In the meantime, I had a neighbor on antidepressants and saw what it did to her; she’d been dealing with it for years! It looked to me the antidepressant train was a nightmare trip, worse than depression itself. I wasn’t sure antidepressants were the right solution for me, so I quit taking them altogether.
I tried antidepressants on other occasions, but the side effects screwed up my life, which is worse than what I already dealt with. Prozac gave me bad headaches, so no mood lifting there. Something else I tried kept me awake all night, like speed. What good is that, when it was supposed to help insomnia? Sometimes I feel that when it comes to antidepressants, it’s just an experiment to see what works, but I don’t want to become someone’s mental illness experiment. I’m not sure I trust antidepressants are the answer for me long-term, but they did help short-term mentally, so maybe I could try it until they start making me feel awful again.
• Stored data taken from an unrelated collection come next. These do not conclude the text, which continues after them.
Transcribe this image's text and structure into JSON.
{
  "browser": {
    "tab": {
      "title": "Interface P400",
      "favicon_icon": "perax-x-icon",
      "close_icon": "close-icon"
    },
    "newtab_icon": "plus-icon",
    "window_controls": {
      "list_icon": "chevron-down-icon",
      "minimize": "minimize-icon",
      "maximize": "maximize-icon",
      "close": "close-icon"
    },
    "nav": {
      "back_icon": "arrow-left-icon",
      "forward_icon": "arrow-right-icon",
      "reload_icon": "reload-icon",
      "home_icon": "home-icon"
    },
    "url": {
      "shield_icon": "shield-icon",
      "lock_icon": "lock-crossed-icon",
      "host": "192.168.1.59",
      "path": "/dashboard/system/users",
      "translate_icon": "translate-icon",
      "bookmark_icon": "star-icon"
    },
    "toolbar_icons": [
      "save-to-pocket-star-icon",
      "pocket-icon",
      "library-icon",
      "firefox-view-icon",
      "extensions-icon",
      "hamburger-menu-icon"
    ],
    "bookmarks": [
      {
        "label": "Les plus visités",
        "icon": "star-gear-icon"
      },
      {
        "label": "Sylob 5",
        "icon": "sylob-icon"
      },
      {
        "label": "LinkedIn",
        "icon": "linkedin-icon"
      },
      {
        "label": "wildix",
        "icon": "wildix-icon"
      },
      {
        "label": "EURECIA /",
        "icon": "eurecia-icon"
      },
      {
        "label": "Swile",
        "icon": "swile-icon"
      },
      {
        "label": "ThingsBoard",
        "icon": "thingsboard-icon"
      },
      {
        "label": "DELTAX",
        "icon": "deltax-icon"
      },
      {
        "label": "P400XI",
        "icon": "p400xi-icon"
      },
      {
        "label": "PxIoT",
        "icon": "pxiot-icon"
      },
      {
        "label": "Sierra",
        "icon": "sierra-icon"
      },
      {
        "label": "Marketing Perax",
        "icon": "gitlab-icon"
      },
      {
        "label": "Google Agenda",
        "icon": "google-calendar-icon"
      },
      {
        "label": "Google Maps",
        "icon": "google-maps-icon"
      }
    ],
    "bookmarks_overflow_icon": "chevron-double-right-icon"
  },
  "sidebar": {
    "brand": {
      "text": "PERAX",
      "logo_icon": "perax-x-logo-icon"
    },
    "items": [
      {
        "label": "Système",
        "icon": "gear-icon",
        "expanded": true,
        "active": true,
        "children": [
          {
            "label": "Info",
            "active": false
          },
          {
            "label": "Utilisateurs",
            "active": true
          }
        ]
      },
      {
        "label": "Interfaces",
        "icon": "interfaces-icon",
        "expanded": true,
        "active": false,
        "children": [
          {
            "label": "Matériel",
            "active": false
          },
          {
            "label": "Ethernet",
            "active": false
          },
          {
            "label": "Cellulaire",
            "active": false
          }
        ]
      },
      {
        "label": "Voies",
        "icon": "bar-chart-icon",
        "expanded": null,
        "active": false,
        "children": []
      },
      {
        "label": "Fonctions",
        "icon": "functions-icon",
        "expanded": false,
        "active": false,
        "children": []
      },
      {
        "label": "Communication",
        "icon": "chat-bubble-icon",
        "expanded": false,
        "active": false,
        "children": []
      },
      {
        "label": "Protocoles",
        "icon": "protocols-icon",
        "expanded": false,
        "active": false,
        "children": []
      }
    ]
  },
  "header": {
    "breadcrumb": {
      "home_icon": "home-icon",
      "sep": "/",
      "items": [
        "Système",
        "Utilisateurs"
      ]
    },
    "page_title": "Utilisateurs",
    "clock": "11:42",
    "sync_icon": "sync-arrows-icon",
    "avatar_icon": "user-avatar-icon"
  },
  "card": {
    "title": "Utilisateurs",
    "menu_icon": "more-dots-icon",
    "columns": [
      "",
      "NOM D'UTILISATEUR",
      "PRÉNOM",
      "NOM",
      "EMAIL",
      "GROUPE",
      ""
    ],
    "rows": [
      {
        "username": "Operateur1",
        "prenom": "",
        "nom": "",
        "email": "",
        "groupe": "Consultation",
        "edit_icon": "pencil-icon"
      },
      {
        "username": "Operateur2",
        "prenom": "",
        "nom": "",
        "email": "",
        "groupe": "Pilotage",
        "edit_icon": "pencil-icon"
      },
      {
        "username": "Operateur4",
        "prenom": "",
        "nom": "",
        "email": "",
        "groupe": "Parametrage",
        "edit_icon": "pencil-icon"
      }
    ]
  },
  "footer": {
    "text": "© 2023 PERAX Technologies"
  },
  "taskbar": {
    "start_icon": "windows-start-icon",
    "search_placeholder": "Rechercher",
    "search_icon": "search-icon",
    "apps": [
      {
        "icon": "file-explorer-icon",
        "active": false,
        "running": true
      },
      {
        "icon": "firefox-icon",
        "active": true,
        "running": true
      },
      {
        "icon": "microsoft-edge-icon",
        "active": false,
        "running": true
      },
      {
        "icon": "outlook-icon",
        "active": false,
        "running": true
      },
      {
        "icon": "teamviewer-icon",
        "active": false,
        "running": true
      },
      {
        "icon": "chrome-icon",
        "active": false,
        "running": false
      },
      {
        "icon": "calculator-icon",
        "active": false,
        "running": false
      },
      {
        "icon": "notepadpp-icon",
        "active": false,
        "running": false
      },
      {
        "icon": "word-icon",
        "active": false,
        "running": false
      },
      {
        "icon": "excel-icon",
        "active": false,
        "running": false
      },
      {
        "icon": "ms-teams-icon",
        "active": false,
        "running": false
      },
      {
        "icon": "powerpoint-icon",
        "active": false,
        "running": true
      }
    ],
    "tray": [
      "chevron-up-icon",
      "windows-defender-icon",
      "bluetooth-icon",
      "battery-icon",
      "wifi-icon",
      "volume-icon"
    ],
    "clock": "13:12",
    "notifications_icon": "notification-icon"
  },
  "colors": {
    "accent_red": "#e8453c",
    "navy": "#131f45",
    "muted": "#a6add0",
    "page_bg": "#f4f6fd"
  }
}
Regardless of what an antidepressant can do, they can’t fix my current problems, because they’re beyond my control. First and foremost, my physical issues need to be addressed before I start something new. My symptoms change or worsen or get better, and introducing a new substance would be a bad idea, in my opinion. I know the physical issues are definitely contributing to my misery, so I would like to fix that first. My PCP never followed up on another doctor’s order from September 21 to see about this possible pinched nerve. And as far as I can tell, the VA hasn’t switched my PCP yet (I was told it can take several weeks), which means I am sitting in limbo with my health – again!!
Planning right now is useless, because without a diagnosis, I don’t know how long of a recovery I have. One thing I’m not a fan of is being restricted or limited from living my life. I sit here waiting, feeling defeated, because I’m unable to move forward in so many ways.
So yeah, being sober and facing reality is depressing.